Il ne faut pas parler politique dans les repas de famille, c’est bien connu ! Ni avec ses amis. Ça dégénère vite, surtout si vous parlez de Macron. Éprouvez-vous de la sympathie pour Marine Le Pen ou Marion Maréchal ? Pas d’inquiétude ! Vous pouvez sans problème discuter avec un sympathisant de Nicolas Dupont-Aignan ou, à la rigueur, un membre des Républicains (s’il n’a pas déjà vendu son âme, c’est bon signe). Mais avec un adepte pur jus de notre Président, c’est une autre paire de manches.
La République en marche vient de publier en ligne un guide actualisé pour aider ses adhérents à défendre la politique du gouvernement : « Cet outil, évolutif et participatif, a été élaboré pour [vous] accompagner dans [vos] échanges avec [vos] amis, [vos] familles, [vos] voisins, [vos] collègues… bref, [vos] concitoyens », précise le préambule. Une sorte de « pense-bête » ou de béquille. On y trouve des « réponses concrètes » aux réflexions dérangeantes, du genre « Macron, Président des riches » ou « L’Europe, rien ne marche », ou encore des démentis aux « fake news » les plus répandues.
Si quelqu’un ose prétendre que « les impôts ne baissent que pour les riches », la fiche correspondante répond catégoriquement qu’« en 2019, les impôts baissent fortement pour les classes moyennes : en tout, c’est plus de 10 milliards d’euros d’impôts en moins. C’est 3 fois plus que ce que coûte la transformation de l’ISF ! » Il n’est pas certain que tous les Français qui croyaient appartenir aux classes moyennes se soient aperçus des bienfaits de la politique fiscale du gouvernement.
Si notre sceptique n’est pas convaincu par cette démonstration irréfutable et relance le débat sur l’ISF : « Nous ne l’avons pas supprimé », explique le catéchisme jupitérien, « il a été transformé en impôt sur la fortune immobilière […] Ce n’est pas pour “faire un cadeau aux plus riches” mais bien pour relancer l’économie française et créer des emplois ! » Pourtant, à suivre l’actualité de l’économie, on ne remarque guère de trace tangible de nouveaux investissements, ni de décroissance sensible du chômage.

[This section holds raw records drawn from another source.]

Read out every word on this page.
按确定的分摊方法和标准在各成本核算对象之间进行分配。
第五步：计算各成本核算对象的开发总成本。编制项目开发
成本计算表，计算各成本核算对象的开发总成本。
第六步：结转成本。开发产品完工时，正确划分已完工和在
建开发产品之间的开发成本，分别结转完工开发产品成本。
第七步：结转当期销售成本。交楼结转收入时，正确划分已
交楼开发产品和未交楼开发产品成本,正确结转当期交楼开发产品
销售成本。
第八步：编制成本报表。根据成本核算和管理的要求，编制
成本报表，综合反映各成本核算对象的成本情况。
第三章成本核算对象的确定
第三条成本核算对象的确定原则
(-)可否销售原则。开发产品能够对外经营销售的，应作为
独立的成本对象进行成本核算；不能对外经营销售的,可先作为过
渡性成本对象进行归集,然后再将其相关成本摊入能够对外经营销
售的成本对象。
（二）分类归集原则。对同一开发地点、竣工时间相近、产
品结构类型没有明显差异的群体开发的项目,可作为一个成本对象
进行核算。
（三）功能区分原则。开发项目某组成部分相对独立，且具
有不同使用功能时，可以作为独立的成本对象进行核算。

On sait déjà que les députés LREM apprennent des « éléments de langage » dans un argumentaire : il suffit de les entendre répéter, sur les plateaux de télévision, avec plus ou moins d’aisance selon leur éloquence, les mêmes propos, les mêmes idées, les mêmes petites phrases. À croire qu’ils sont incapables de penser par eux-mêmes ; ou, pour les plus intelligents – s’il en existe, égarés dans ce parti –, qu’ils ont volontairement renoncé à réfléchir. Il faut avoir le sens du sacrifice ou une mentalité de godillot pour accepter de répéter, comme un perroquet, des réponses aussi peu convaincantes.

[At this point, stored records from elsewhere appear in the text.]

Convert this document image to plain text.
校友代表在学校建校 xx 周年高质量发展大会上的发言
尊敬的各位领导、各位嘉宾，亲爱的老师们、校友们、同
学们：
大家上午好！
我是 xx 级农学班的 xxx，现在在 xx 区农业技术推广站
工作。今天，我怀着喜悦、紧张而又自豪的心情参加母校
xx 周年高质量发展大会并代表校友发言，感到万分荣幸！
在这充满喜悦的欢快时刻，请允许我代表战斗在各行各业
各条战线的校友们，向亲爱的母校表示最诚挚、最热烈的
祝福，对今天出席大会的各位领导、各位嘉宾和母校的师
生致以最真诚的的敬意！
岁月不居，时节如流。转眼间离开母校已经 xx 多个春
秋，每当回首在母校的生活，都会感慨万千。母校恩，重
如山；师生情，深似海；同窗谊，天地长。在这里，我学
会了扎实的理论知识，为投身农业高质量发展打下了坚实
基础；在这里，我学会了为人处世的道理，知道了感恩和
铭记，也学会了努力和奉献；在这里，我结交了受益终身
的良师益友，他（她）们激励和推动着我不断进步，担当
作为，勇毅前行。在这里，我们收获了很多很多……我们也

Le fait même qu’un mouvement, soi-disant « progressiste » et novateur, soit contraint de recourir à un fichier de questions-réponses pour faire croire qu’il a une pensée montre, s’il en était besoin, combien il est mal en point. Macron et ses proches étaient persuadés qu’avec le dévoiement du centre et d’une partie de la droite, le rythme étourdissant des réformes, l’arrogance qui sied aux personnes imbues d’elles-mêmes – et l’appui de la finance –, c’était gagné d’avance. Mais les Français se sont réveillés. Alors, les macroniens se jettent sur leur kit de survie.
Après l’ivresse de la victoire, la gueule de bois. Macron a beau adopter la méthode Coué pour persuader les siens qu’il est le meilleur, les Français, qui ne sont pas si stupides qu’il le pense, ne se laissent plus prendre à son discours qui sonne faux. Ils le voient tel qu’il est – et cette image n’est pas flatteuse. Pas sûr qu’ils soient nombreux, finalement, à vouloir le défendre au repas de Noël.